Onze huiscolumnist Filip Canfyn ontdekt een positieve noot in de partituur van de bijna-Oktoberverklaring van de Vlaamse Regering en wil dit kort moment van onverwachte tevredenheid delen.
De indexering van de huurprijzen wordt (spijtig genoeg maar één jaar) geannuleerd voor woningen met een E- of F-label en gehalveerd voor woningen met een C- of D-label. Dit is een historische, zelfs revolutionaire ommekeer in het beleid. Voor het eerst wordt woonbetaalbaarheid bekeken als huurlasten plùs energie-uitgaven en voor het eerst worden luie of stoute huisbazen in hun portemonnee geraakt.
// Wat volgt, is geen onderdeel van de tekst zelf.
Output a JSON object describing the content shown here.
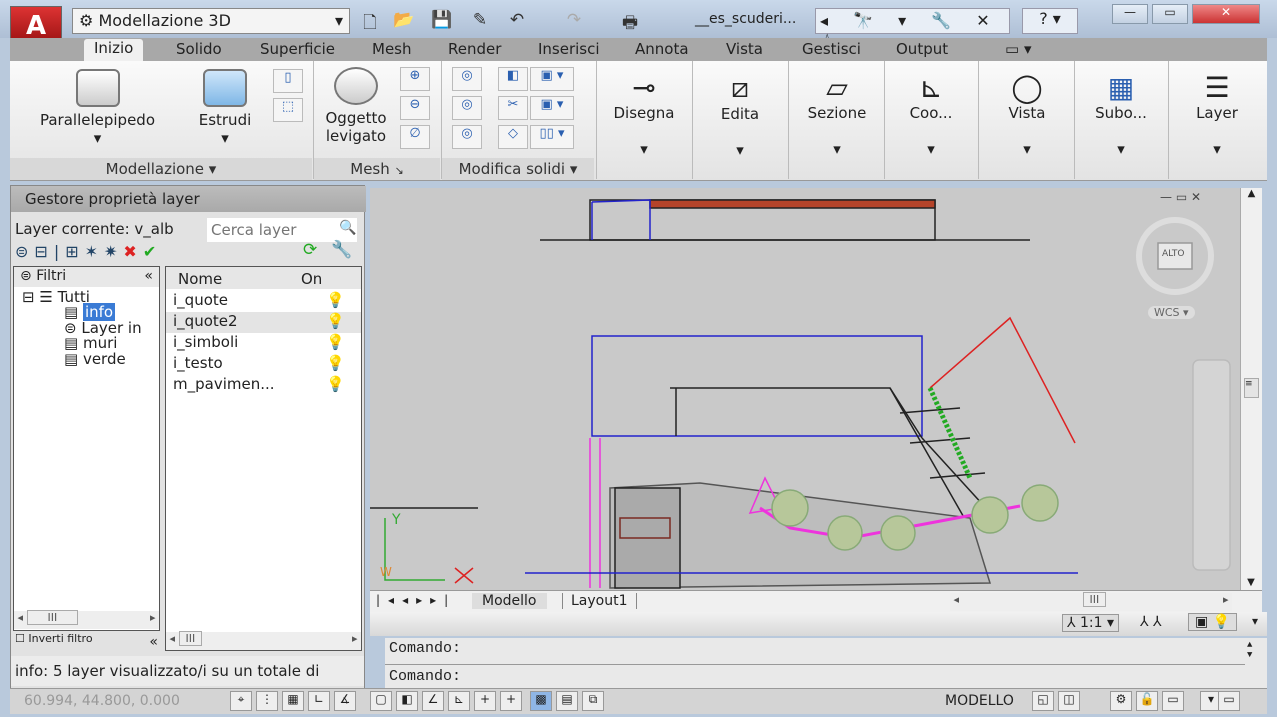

Toegegeven, huurindexering snijdt aan twee kanten. Enerzijds zorgen de huidige inflatiecijfers voor een pijnlijke huurprijsverhoging en kunnen huishoudens, die ook vreselijke energiefacturen moeten betalen, in de problemen komen. Anderzijds halen vele verhuurders, en in Vlaanderen gaat het vooral over meestal oudere particulieren met 1 of 2 panden, (een deel van) hun inkomen uit huurinkomsten. Ook hun eigen leefkosten stijgen. Zij kunnen daarom die indexering niet laten vallen maar dan kunnen huurdersproblemen verhuurdersproblemen worden. Die indexering kan immers leiden tot wanbetaling, contractbreuk, leegstand, dus toch tot huur- en inkomensverlies.
Wat nu op de regeringstafel ligt verlaat het indexeringsprincipe niet maar verbiedt dat nog méér verdiend wordt aan energetische brol. Wie als huisbaas zijn huurders opzadelt met een slechte woning en dus met overmatige energiekosten, die mag niet meer een tweede keer aan de kassa passeren en de huur verhogen. Een bakker mag ook geen oud brood verkopen voor de prijs van een vers. Eigenlijk mag een bakker gewoonweg geen oud brood verkopen. Die logica wordt nu, beperkt en slechts voor één jaar, toegepast op de schamele huurmarkt.
Laat ons even warme troost vinden in dit korte lichtpuntje tijdens donkere dagen.